I thought I'd do a little life update as I've seen quite a few of these posts floating around the internet and figured it was my turn.
I've just got back from my holiday in Greece with my family. It was lovely. So nice to relax around the pool all day and forget about life. I ate the most delicious meals and drank far, far too many milkshakes. (Including bailey's milkshake, I've been bangin' on about these for years; so,so good.)
I've got a nice tan and generally feel a whole lot better. My lovely purple/lilac hair stripped with the chlorine and I'm left with a tint on my roots! lovely. However the blonde is all sun kissed and suits me so much more. I don't think I can fight the urge to dye it.
It was a fantastic holiday and although a little strange with my younger sister Lol (Lauren) not being there as she's off in Africa for a month it was certainly a good time.

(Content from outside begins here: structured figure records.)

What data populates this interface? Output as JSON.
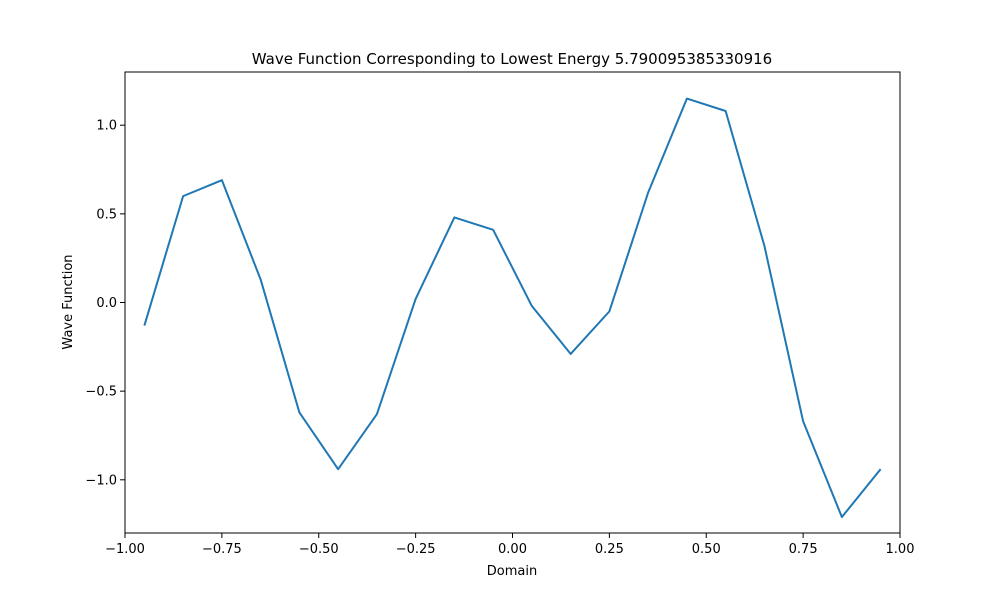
{
  "chart_data": {
    "type": "line",
    "title": "Wave Function Corresponding to Lowest Energy 5.790095385330916",
    "xlabel": "Domain",
    "ylabel": "Wave Function",
    "xlim": [
      -1.0,
      1.0
    ],
    "ylim": [
      -1.3,
      1.3
    ],
    "xticks": [
      -1.0,
      -0.75,
      -0.5,
      -0.25,
      0.0,
      0.25,
      0.5,
      0.75,
      1.0
    ],
    "xtick_labels": [
      "−1.00",
      "−0.75",
      "−0.50",
      "−0.25",
      "0.00",
      "0.25",
      "0.50",
      "0.75",
      "1.00"
    ],
    "yticks": [
      -1.0,
      -0.5,
      0.0,
      0.5,
      1.0
    ],
    "ytick_labels": [
      "−1.0",
      "−0.5",
      "0.0",
      "0.5",
      "1.0"
    ],
    "grid": false,
    "legend": "none",
    "series": [
      {
        "color": "#1f77b4",
        "x": [
          -0.95,
          -0.85,
          -0.75,
          -0.65,
          -0.55,
          -0.45,
          -0.35,
          -0.25,
          -0.15,
          -0.05,
          0.05,
          0.15,
          0.25,
          0.35,
          0.45,
          0.55,
          0.65,
          0.75,
          0.85,
          0.95
        ],
        "y": [
          -0.13,
          0.6,
          0.69,
          0.13,
          -0.62,
          -0.94,
          -0.63,
          0.02,
          0.48,
          0.41,
          -0.02,
          -0.29,
          -0.05,
          0.62,
          1.15,
          1.08,
          0.32,
          -0.67,
          -1.21,
          -0.94
        ]
      }
    ]
  }
}
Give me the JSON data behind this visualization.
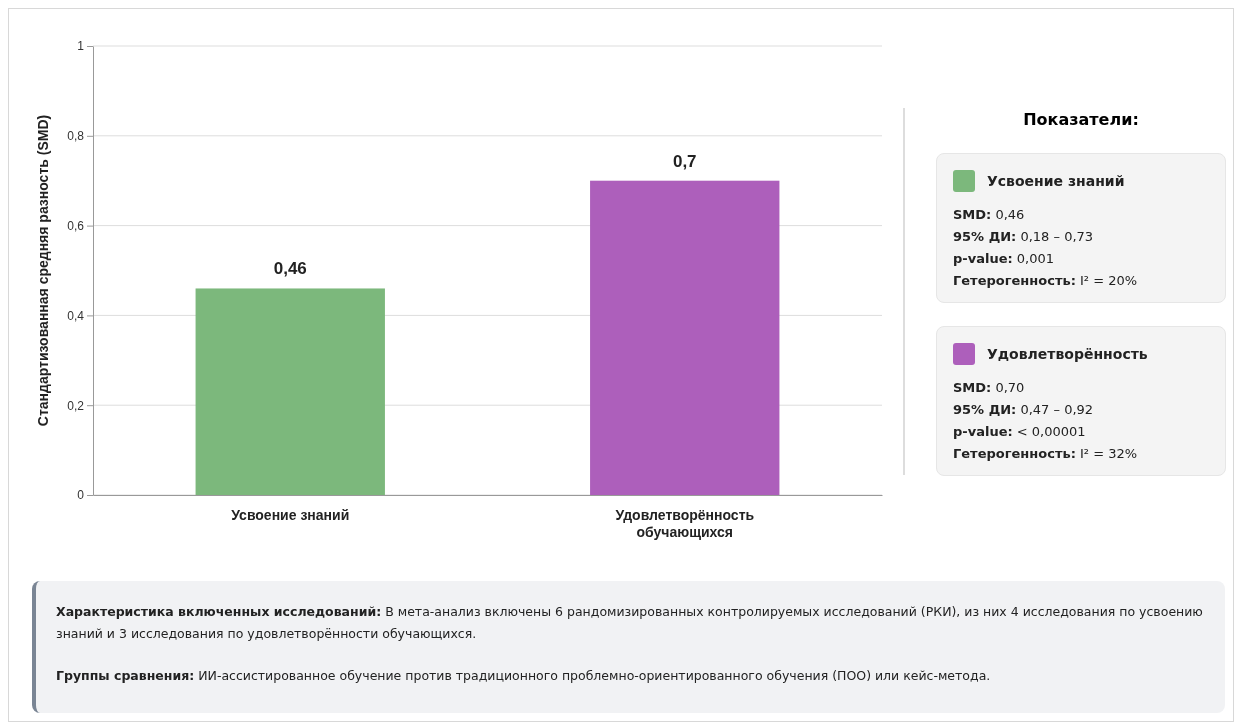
{
  "chart_data": {
    "type": "bar",
    "ylabel": "Стандартизованная средняя разность (SMD)",
    "categories": [
      "Усвоение знаний",
      "Удовлетворённость обучающихся"
    ],
    "series": [
      {
        "name": "Усвоение знаний",
        "color": "#7cb87c",
        "values": [
          0.46,
          null
        ],
        "value_labels": [
          "0,46",
          null
        ]
      },
      {
        "name": "Удовлетворённость",
        "color": "#ad5fbb",
        "values": [
          null,
          0.7
        ],
        "value_labels": [
          null,
          "0,7"
        ]
      }
    ],
    "ylim": [
      0,
      1
    ],
    "yticks": [
      0,
      {
        "value": 0.2,
        "label": "0,2"
      },
      {
        "value": 0.4,
        "label": "0,4"
      },
      {
        "value": 0.6,
        "label": "0,6"
      },
      {
        "value": 0.8,
        "label": "0,8"
      },
      1
    ],
    "grid": "y",
    "legend": "right",
    "legend_title": "Показатели:",
    "annotations": [
      "SMD: 0,46",
      "95% ДИ: 0,18 – 0,73",
      "p-value: 0,001",
      "Гетерогенность: I² = 20%",
      "SMD: 0,70",
      "95% ДИ: 0,47 – 0,92",
      "p-value: < 0,00001",
      "Гетерогенность: I² = 32%",
      "Характеристика включенных исследований: В мета-анализ включены 6 рандомизированных контролируемых исследований (РКИ), из них 4 исследования по усвоению знаний и 3 исследования по удовлетворённости обучающихся.",
      "Группы сравнения: ИИ-ассистированное обучение против традиционного проблемно-ориентированного обучения (ПОО) или кейс-метода."
    ]
  }
}
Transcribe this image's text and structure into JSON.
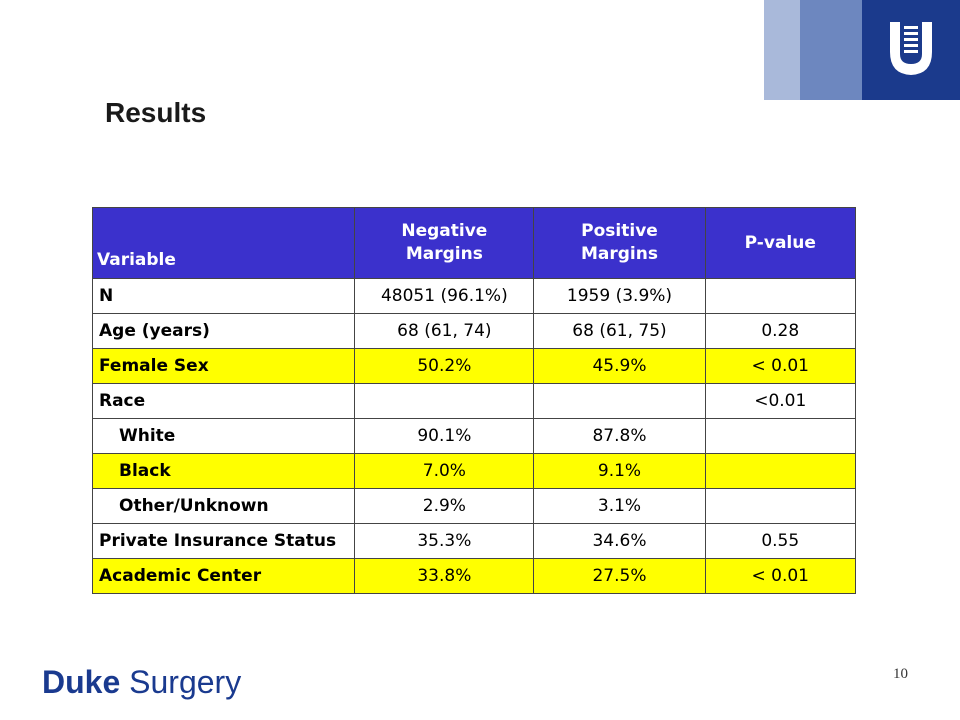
{
  "slide": {
    "title": "Results",
    "page_number": "10"
  },
  "brand": {
    "name_bold": "Duke",
    "name_rest": "Surgery",
    "colors": {
      "primary": "#1b3a8c",
      "mid": "#6d87bf",
      "light": "#a9b9da"
    },
    "logo_icon": "duke-shield-icon"
  },
  "table": {
    "headers": {
      "variable": "Variable",
      "negative": "Negative Margins",
      "positive": "Positive Margins",
      "pvalue": "P-value"
    },
    "header_color": "#3b31cc",
    "highlight_color": "#ffff00",
    "rows": [
      {
        "label": "N",
        "neg": "48051 (96.1%)",
        "pos": "1959 (3.9%)",
        "p": ""
      },
      {
        "label": "Age (years)",
        "neg": "68 (61, 74)",
        "pos": "68 (61, 75)",
        "p": "0.28"
      },
      {
        "label": "Female Sex",
        "neg": "50.2%",
        "pos": "45.9%",
        "p": "< 0.01"
      },
      {
        "label": "Race",
        "neg": "",
        "pos": "",
        "p": "<0.01"
      },
      {
        "label": "White",
        "neg": "90.1%",
        "pos": "87.8%",
        "p": ""
      },
      {
        "label": "Black",
        "neg": "7.0%",
        "pos": "9.1%",
        "p": ""
      },
      {
        "label": "Other/Unknown",
        "neg": "2.9%",
        "pos": "3.1%",
        "p": ""
      },
      {
        "label": "Private Insurance Status",
        "neg": "35.3%",
        "pos": "34.6%",
        "p": "0.55"
      },
      {
        "label": "Academic Center",
        "neg": "33.8%",
        "pos": "27.5%",
        "p": "< 0.01"
      }
    ]
  }
}
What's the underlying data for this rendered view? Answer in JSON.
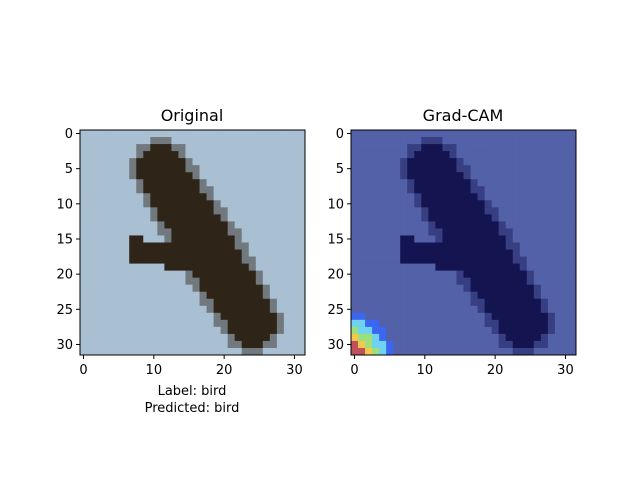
{
  "chart_data": [
    {
      "type": "heatmap",
      "title": "Original",
      "description_text_lines": [
        "Label: bird",
        "Predicted: bird"
      ],
      "xticks": [
        0,
        10,
        20,
        30
      ],
      "yticks": [
        0,
        5,
        10,
        15,
        20,
        25,
        30
      ],
      "xlim": [
        -0.5,
        31.5
      ],
      "ylim": [
        31.5,
        -0.5
      ],
      "grid": false,
      "image_size": [
        32,
        32
      ],
      "colors": {
        "sky": "#a9bfd2",
        "bird": "#2e2418"
      }
    },
    {
      "type": "heatmap",
      "title": "Grad-CAM",
      "xticks": [
        0,
        10,
        20,
        30
      ],
      "yticks": [
        0,
        5,
        10,
        15,
        20,
        25,
        30
      ],
      "xlim": [
        -0.5,
        31.5
      ],
      "ylim": [
        31.5,
        -0.5
      ],
      "grid": false,
      "image_size": [
        32,
        32
      ],
      "colors": {
        "background": "#5361a8",
        "bird": "#141451",
        "hotspot_colormap": [
          "#3b66f2",
          "#6fd3f0",
          "#9be07a",
          "#f2c94c",
          "#c0505a"
        ]
      }
    }
  ]
}
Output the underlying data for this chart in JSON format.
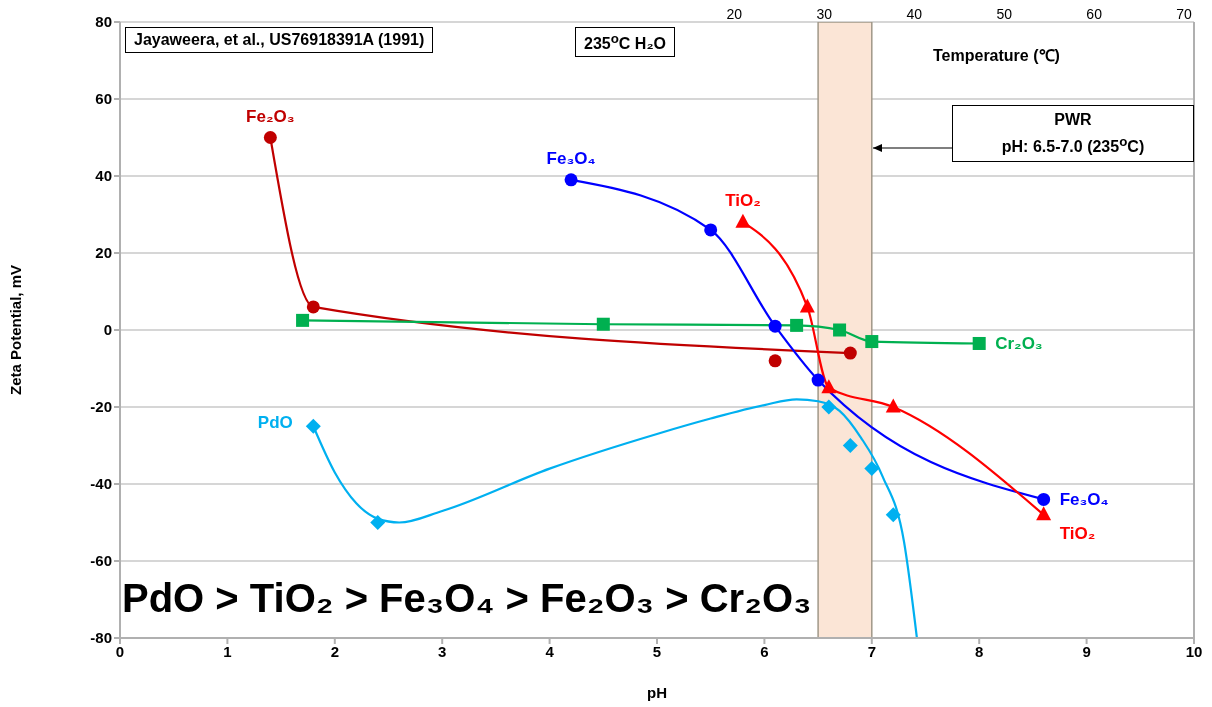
{
  "chart_data": {
    "type": "line",
    "xlabel": "pH",
    "ylabel": "Zeta Potential, mV",
    "x2label": "Temperature (℃)",
    "xlim": [
      0,
      10
    ],
    "xticks": [
      0,
      1,
      2,
      3,
      4,
      5,
      6,
      7,
      8,
      9,
      10
    ],
    "ylim": [
      -80,
      80
    ],
    "yticks": [
      -80,
      -60,
      -40,
      -20,
      0,
      20,
      40,
      60,
      80
    ],
    "x2lim": [
      -48.3,
      71.1
    ],
    "x2ticks": [
      20,
      30,
      40,
      50,
      60,
      70
    ],
    "grid": "y",
    "bands": [
      {
        "axis": "x",
        "from": 6.5,
        "to": 7.0,
        "color": "#fbe5d6"
      }
    ],
    "annotations": [
      "Jayaweera, et al., US76918391A (1991)",
      "235$^{o}$C H₂O",
      "PWR\npH: 6.5-7.0 (235$^{o}$C)",
      "PdO > TiO₂ > Fe₃O₄ > Fe₂O₃ > Cr₂O₃",
      {
        "text": "Fe₂O₃",
        "x": 1.4,
        "y": 50
      },
      {
        "text": "Fe₃O₄",
        "x": 4.2,
        "y": 39
      },
      {
        "text": "TiO₂",
        "x": 5.8,
        "y": 28
      }
    ],
    "series": [
      {
        "marker": "circle",
        "color": "#c00000",
        "x": [
          1.4,
          1.8,
          6.8
        ],
        "values": [
          50,
          6,
          -6
        ]
      },
      {
        "type": "scatter",
        "marker": "circle",
        "color": "#c00000",
        "x": [
          6.1
        ],
        "values": [
          -8
        ]
      },
      {
        "name": "Fe₃O₄",
        "marker": "circle",
        "color": "#0000ff",
        "x": [
          4.2,
          5.5,
          6.1,
          6.5,
          8.6
        ],
        "values": [
          39,
          26,
          1,
          -13,
          -44
        ]
      },
      {
        "name": "TiO₂",
        "marker": "triangle",
        "color": "#ff0000",
        "x": [
          5.8,
          6.4,
          6.6,
          7.2,
          8.6
        ],
        "values": [
          28,
          6,
          -15,
          -20,
          -48
        ]
      },
      {
        "name": "Cr₂O₃",
        "marker": "square",
        "color": "#00b050",
        "x": [
          1.7,
          4.5,
          6.3,
          6.7,
          7.0,
          8.0
        ],
        "values": [
          2.5,
          1.5,
          1.2,
          0,
          -3,
          -3.5
        ]
      },
      {
        "name": "PdO",
        "type": "scatter",
        "marker": "diamond",
        "color": "#00b0f0",
        "x": [
          1.8,
          2.4,
          6.6,
          6.8,
          7.0,
          7.2
        ],
        "values": [
          -25,
          -50,
          -20,
          -30,
          -36,
          -48
        ]
      },
      {
        "marker": "none",
        "color": "#00b0f0",
        "x": [
          1.8,
          2.0,
          2.2,
          2.4,
          2.6,
          3.0,
          4.0,
          5.0,
          5.5,
          6.0,
          6.3,
          6.5,
          6.7,
          6.9,
          7.1,
          7.3,
          7.42
        ],
        "values": [
          -25,
          -37,
          -45,
          -49,
          -50,
          -47,
          -36,
          -27,
          -23,
          -19.5,
          -18,
          -18.5,
          -21,
          -28,
          -38,
          -55,
          -80
        ]
      }
    ]
  }
}
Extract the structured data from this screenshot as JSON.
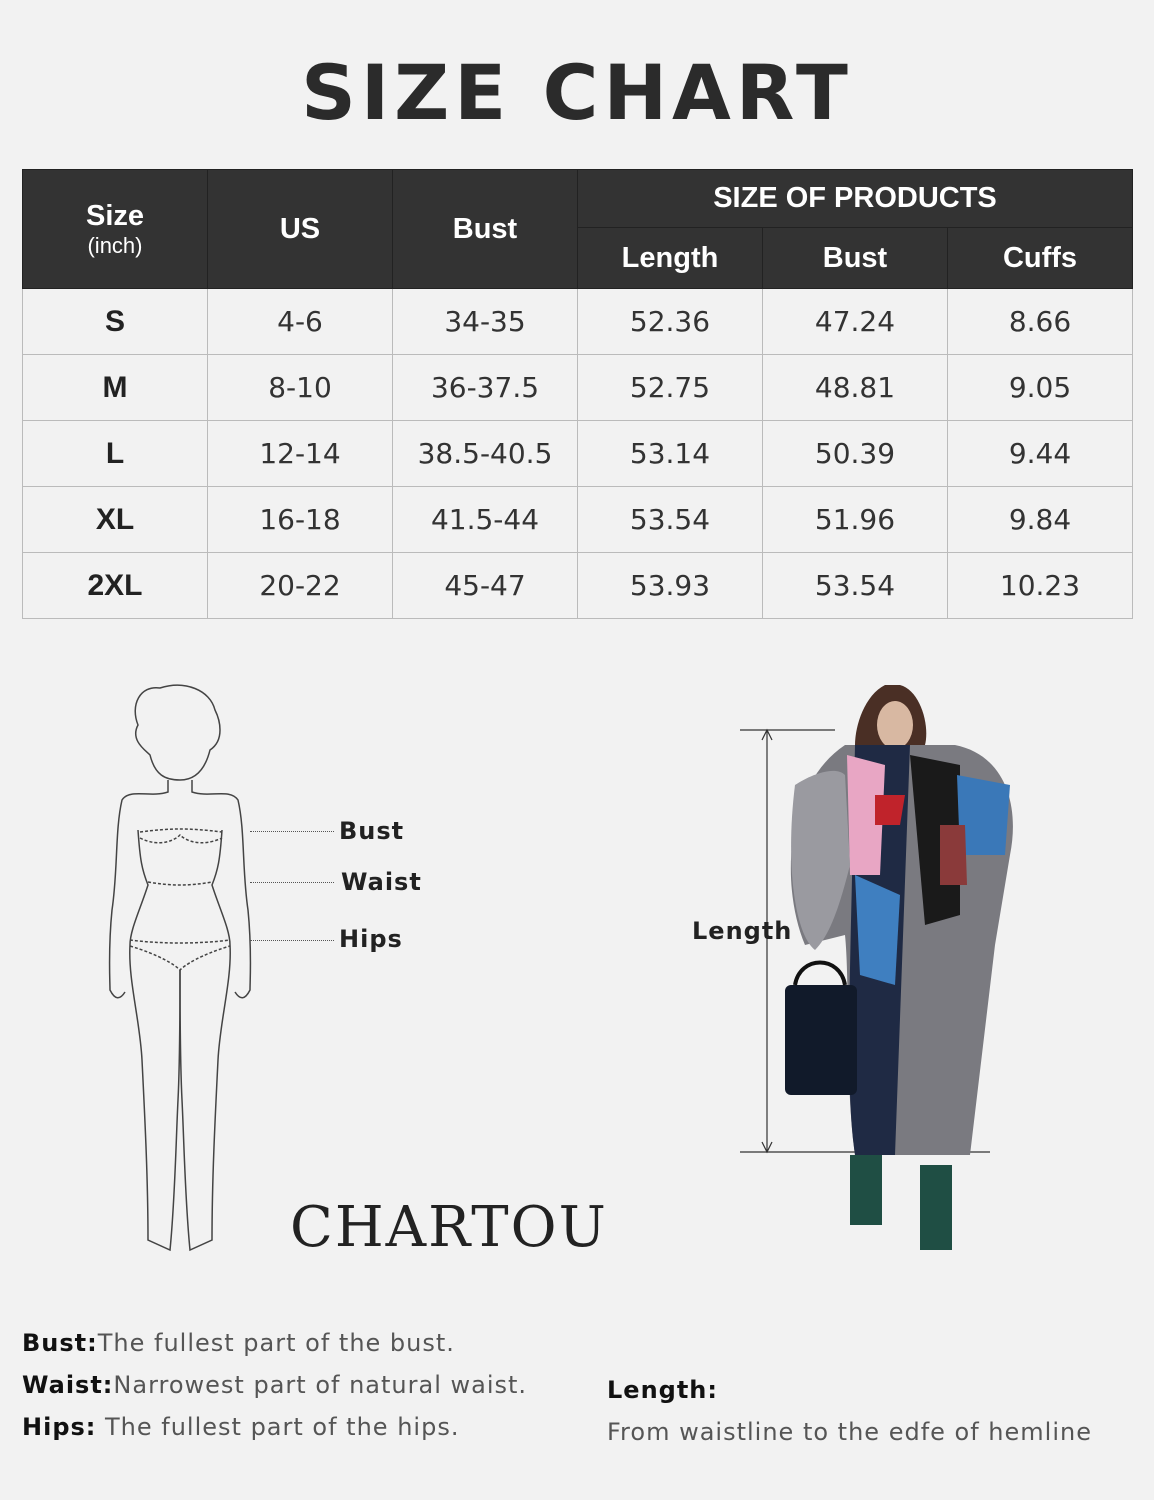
{
  "title": "SIZE CHART",
  "table": {
    "headers": {
      "size": "Size",
      "size_unit": "(inch)",
      "us": "US",
      "bust": "Bust",
      "group": "SIZE OF PRODUCTS",
      "length": "Length",
      "product_bust": "Bust",
      "cuffs": "Cuffs"
    },
    "rows": [
      [
        "S",
        "4-6",
        "34-35",
        "52.36",
        "47.24",
        "8.66"
      ],
      [
        "M",
        "8-10",
        "36-37.5",
        "52.75",
        "48.81",
        "9.05"
      ],
      [
        "L",
        "12-14",
        "38.5-40.5",
        "53.14",
        "50.39",
        "9.44"
      ],
      [
        "XL",
        "16-18",
        "41.5-44",
        "53.54",
        "51.96",
        "9.84"
      ],
      [
        "2XL",
        "20-22",
        "45-47",
        "53.93",
        "53.54",
        "10.23"
      ]
    ]
  },
  "figure": {
    "bust": "Bust",
    "waist": "Waist",
    "hips": "Hips",
    "length": "Length",
    "logo": "CHARTOU"
  },
  "notes": {
    "bust_term": "Bust:",
    "bust_text": "The fullest part of the bust.",
    "waist_term": "Waist:",
    "waist_text": "Narrowest part of natural waist.",
    "hips_term": "Hips:",
    "hips_text": " The fullest part of the hips.",
    "length_term": "Length:",
    "length_text": "From waistline to the edfe of hemline"
  },
  "colors": {
    "header_bg": "#333333",
    "background": "#f2f2f2"
  }
}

It's my twentieth birthday tomorrow, feels so strange saying that. I'm going to be a grown up... I'm off to Brighton with my family (minus Lol) for the day and hoping to meet up with an old friend whose just moved there. Any places I should check out? I'm hoping the weather is going to be nice - dreading the day where I have to wear tights! I haven't since April after that disastrous accident with a curb- my knee STILL hasn't healed!? it's been four months. It's not on.
Life also feels a little strange at the moment, I'll be back at work in a couple of days for some normality although I am dreading it as it's back to school. Such a nightmare, bad enough working in retail during the summer let alone with snobby parents. And then it's boot season, my favourite. Me and my boyfriend of four years have broken up, not entirely my decision but it's what has happened. I'm a little lost and although it's ended before I would of liked it to we've had a lovely four years. And I really do wish him the best.
I'm also back at uni in September, it's my final year and well I'm not looking forward to it. I've had a iffy year (great word!, describes it beautifully) and now things are on the mend but I'm really not inspired. I have to complete my summer project and I just don't seem to care about it. I'm not one of those types where like they see a potato or something completely stupid and are "SO INSPIRED" and then they whack out a brilliant project. - why isn't this me? Every now and then I find something that I love but it's so hard to translate it into something worth looking at. Could you please send some motivation this way? anybody else in the same position?
So how did you feel about this me me me me me style post? would you be interested in reading the same sort of thing again? or would happily let me shut up and deal with it!?